Jesteś nocnym markiem? Niedobrze...
Pamiętacie skecz "Ani Mru Mru" z Tofikiem? Tatuś powtarzał w nim małemu: "Żarówka cię nie może zabić. Słoneczko - tak, ale nigdy żarówka". Okazuje się jednak, że od światła żarówki można łatwo... przytyć. Ale tylko w nocy.
Coś w tym świetle musi być
Jak wynika z badań, których wyniki przedstawiono w magazynie Amerykańskiej Akademii Nauk, przyrost masy ciała oświetlanych w nocy myszy może wskazywać na znaczący wpływ światła na metabolizm.

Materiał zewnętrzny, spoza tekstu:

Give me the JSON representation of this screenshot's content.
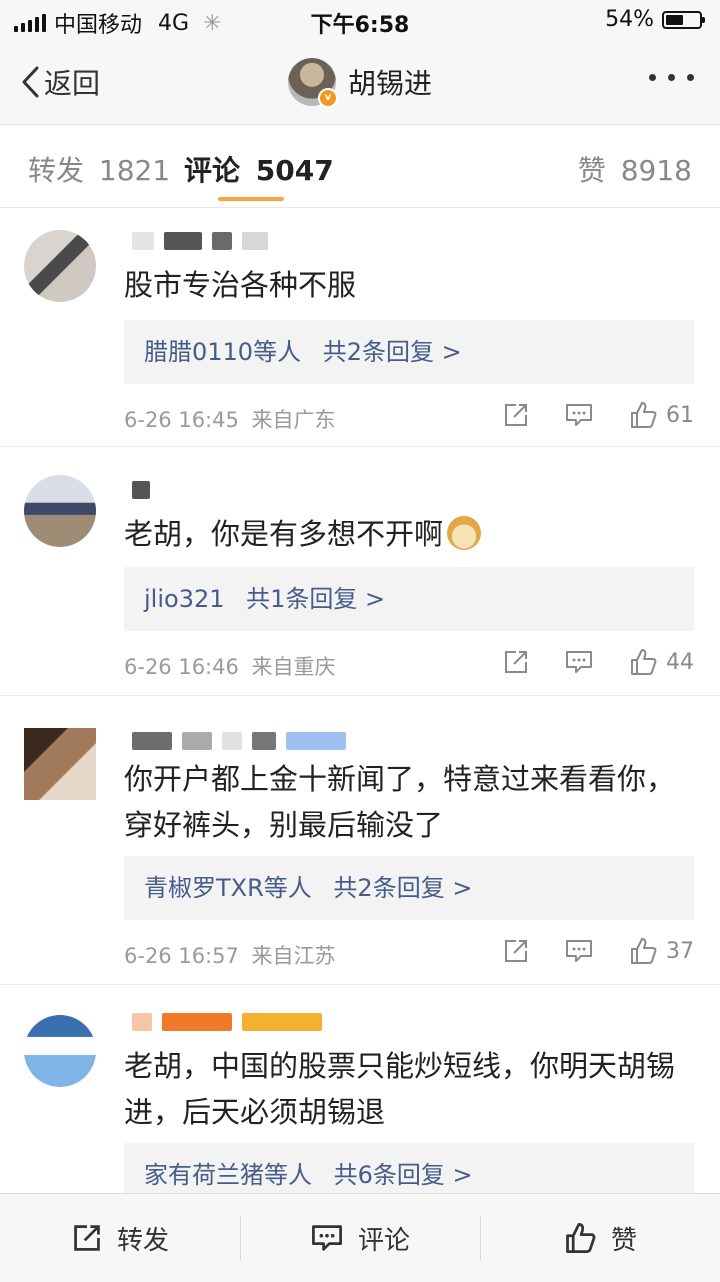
{
  "status_bar": {
    "carrier": "中国移动",
    "network": "4G",
    "time": "下午6:58",
    "battery": "54%",
    "battery_level": 0.54
  },
  "nav": {
    "back_label": "返回",
    "title": "胡锡进"
  },
  "tabs": {
    "repost": {
      "label": "转发",
      "count": "1821"
    },
    "comment": {
      "label": "评论",
      "count": "5047"
    },
    "like": {
      "label": "赞",
      "count": "8918"
    }
  },
  "comments": [
    {
      "text": "股市专治各种不服",
      "reply_names": "腊腊0110等人",
      "reply_count": "共2条回复 >",
      "time": "6-26 16:45",
      "source": "来自广东",
      "likes": "61"
    },
    {
      "text": "老胡，你是有多想不开啊",
      "reply_names": "jlio321",
      "reply_count": "共1条回复 >",
      "time": "6-26 16:46",
      "source": "来自重庆",
      "likes": "44"
    },
    {
      "text": "你开户都上金十新闻了，特意过来看看你，穿好裤头，别最后输没了",
      "reply_names": "青椒罗TXR等人",
      "reply_count": "共2条回复 >",
      "time": "6-26 16:57",
      "source": "来自江苏",
      "likes": "37"
    },
    {
      "text": "老胡，中国的股票只能炒短线，你明天胡锡进，后天必须胡锡退",
      "reply_names": "家有荷兰猪等人",
      "reply_count": "共6条回复 >",
      "time": "",
      "source": "",
      "likes": ""
    }
  ],
  "bottom_bar": {
    "repost_label": "转发",
    "comment_label": "评论",
    "like_label": "赞"
  }
}
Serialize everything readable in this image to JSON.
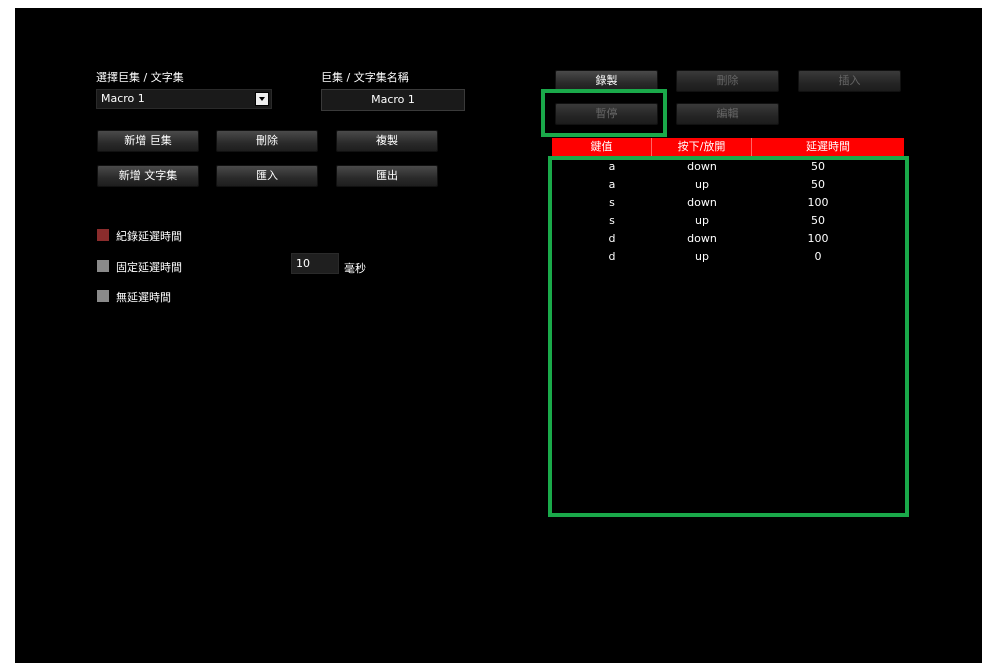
{
  "macro": {
    "select_label": "選擇巨集 / 文字集",
    "selected": "Macro 1",
    "name_label": "巨集 / 文字集名稱",
    "name_value": "Macro 1"
  },
  "buttons": {
    "new_macro": "新增 巨集",
    "delete": "刪除",
    "copy": "複製",
    "new_text": "新增 文字集",
    "import": "匯入",
    "export": "匯出"
  },
  "delay": {
    "record": "紀錄延遲時間",
    "fixed": "固定延遲時間",
    "none": "無延遲時間",
    "fixed_value": "10",
    "unit": "毫秒"
  },
  "recorder": {
    "record": "錄製",
    "delete": "刪除",
    "insert": "插入",
    "pause": "暫停",
    "edit": "編輯"
  },
  "table": {
    "columns": [
      "鍵值",
      "按下/放開",
      "延遲時間"
    ],
    "rows": [
      [
        "a",
        "down",
        "50"
      ],
      [
        "a",
        "up",
        "50"
      ],
      [
        "s",
        "down",
        "100"
      ],
      [
        "s",
        "up",
        "50"
      ],
      [
        "d",
        "down",
        "100"
      ],
      [
        "d",
        "up",
        "0"
      ]
    ]
  },
  "colors": {
    "header_red": "#ff0000",
    "record_checkbox": "#8a2c2c",
    "highlight_green": "#1aa94a"
  }
}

- Coś związanego ze świecącym w nocy światłem powodowało, że myszy chciały jeść w nieodpowiednich, dla właściwego metabolizmu, porach - uważa współautor badań Randy Nelson, profesor neurobiologii i psychologii na Uniwersytecie Ohio.
Mysie eksperymenty
Pierwszy eksperyment, jaki naukowcy przeprowadzili na myszach polegał na obserwacji zachowań gryzoni przetrzymywanych w trzech różnych warunkach. Pierwszą grupę myszy oświetlano światłem non-stop przez 24 godziny na dobę. Gryzoniom w drugiej grupie stworzono typowe warunki cyklu dzienno-nocnego, tj. 16 godzin światła i 8 godzin ciemności. Natomiast ostatnia grupa była oświetlana przez 16 godzin światłem dziennym, a przez kolejne osiem - słabym światłem. Dokładnie takim, jakie jest wytwarzane przez telewizor czy monitor komputerowy.
W nocy się tyje...
Pod koniec eksperymentu myszy z grupy oświetlanej słabym światłem przytyły po około 12 gramów każda, w porównaniu do 8 gramów, jakie przybyło gryzoniom odpoczywającym w ciemnościach.

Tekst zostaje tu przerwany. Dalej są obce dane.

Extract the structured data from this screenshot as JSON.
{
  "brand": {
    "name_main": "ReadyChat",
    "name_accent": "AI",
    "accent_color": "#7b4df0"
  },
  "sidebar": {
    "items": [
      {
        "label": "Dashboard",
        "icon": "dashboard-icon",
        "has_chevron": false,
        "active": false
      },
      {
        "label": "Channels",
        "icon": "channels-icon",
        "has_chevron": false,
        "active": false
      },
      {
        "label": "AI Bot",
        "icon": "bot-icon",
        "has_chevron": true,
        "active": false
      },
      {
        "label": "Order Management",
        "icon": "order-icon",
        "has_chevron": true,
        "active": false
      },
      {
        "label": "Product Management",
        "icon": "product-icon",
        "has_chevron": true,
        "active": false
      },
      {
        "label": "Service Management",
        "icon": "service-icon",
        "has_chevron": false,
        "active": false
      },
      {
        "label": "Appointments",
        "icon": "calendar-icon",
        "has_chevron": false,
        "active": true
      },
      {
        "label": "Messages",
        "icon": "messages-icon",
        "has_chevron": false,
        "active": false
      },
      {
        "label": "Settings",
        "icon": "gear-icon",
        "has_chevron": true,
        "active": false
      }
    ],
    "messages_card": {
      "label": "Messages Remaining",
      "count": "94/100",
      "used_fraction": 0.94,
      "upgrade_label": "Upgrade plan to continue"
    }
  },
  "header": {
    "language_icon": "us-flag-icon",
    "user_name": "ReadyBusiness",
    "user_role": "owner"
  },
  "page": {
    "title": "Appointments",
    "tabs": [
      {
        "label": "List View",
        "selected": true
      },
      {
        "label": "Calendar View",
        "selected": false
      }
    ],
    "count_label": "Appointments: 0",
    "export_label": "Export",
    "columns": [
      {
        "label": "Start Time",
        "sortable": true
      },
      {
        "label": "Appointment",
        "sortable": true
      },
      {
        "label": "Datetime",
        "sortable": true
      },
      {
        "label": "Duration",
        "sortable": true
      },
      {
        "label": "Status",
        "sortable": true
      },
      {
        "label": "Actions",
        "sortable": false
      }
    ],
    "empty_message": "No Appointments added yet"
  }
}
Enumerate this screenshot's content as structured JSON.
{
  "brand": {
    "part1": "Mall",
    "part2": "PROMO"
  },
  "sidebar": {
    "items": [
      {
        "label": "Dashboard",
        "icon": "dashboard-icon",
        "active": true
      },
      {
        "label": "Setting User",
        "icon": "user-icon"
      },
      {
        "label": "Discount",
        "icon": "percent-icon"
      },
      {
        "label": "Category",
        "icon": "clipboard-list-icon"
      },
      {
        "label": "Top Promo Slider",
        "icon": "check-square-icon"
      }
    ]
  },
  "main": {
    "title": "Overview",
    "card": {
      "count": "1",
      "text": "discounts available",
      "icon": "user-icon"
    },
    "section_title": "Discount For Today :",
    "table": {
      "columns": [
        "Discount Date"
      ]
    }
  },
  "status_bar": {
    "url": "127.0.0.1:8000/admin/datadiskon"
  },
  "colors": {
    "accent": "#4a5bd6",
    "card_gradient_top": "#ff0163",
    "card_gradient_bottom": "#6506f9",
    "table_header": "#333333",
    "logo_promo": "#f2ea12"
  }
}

Myszy, które oświetlano przez całą dobę także przytyły więcej, niż te z drugiej grupy, która odzwierciedla najzdrowszy tryb życia dla myszy - tj. ośmiogodzinny odpoczynek w ciemnościach.
Randy Nelson podkreśla, że to wyniki eksperymentu przeprowadzonego na myszach oświetlanych słabym światłem są dla nas najważniejsze, bo najlepiej odwzorowują ludzkie nawyki, takie jak np. oglądanie telewizora nocą przy zgaszonym lub bardzo słabym świetle.

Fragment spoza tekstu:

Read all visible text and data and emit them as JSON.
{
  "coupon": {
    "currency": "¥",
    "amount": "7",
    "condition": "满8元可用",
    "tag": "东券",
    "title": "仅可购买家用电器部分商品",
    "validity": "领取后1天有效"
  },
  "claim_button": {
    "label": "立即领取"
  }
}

- Kiedy ograniczyliśmy dostęp do pożywienia tylko na czas, kiedy myszy zwykle jedzą, nie zaobserwowaliśmy przyrostu wagi - mówi Fonken. - Oznacza to, że pora spożywania posiłków jest bardzo ważna i ma ona wpływ na przyrost wagi - dodaje.
Naukowcy uważają, że wyniki badań mogą przyczynić się do określenia przyczyn epidemii otyłości w krajach zachodnich.
Niezdrowe komputery i telewizory
Długotrwałe korzystanie z komputerów i oglądanie telewizji w nocy już wcześniej było wiązane z otyłością, jednak - jak wskazują naukowcy z Ohio - uważano, że urządzenia te wpływają na spadek aktywności fizycznej ludzi, a co za tym idzie przyrostu ich masy. Amerykańscy badacze twierdzą, że równie niebezpieczna, jak brak aktywności jest zmiana stylu życia oraz nawyków jedzeniowych.
- Ludzie, którzy nocami siedzą przed komputerem czy telewizorem często jedzą o niewłaściwych porach i tym samym zaburzają właściwym metabolizm organizmu - mówi Nelson. - To właśnie oddziaływaniem sztucznego światła na organizm można tłumaczyć dlaczego niektórzy ludzie, choć dużo ćwiczą i mało jedzą, nadal tyją - dodaje.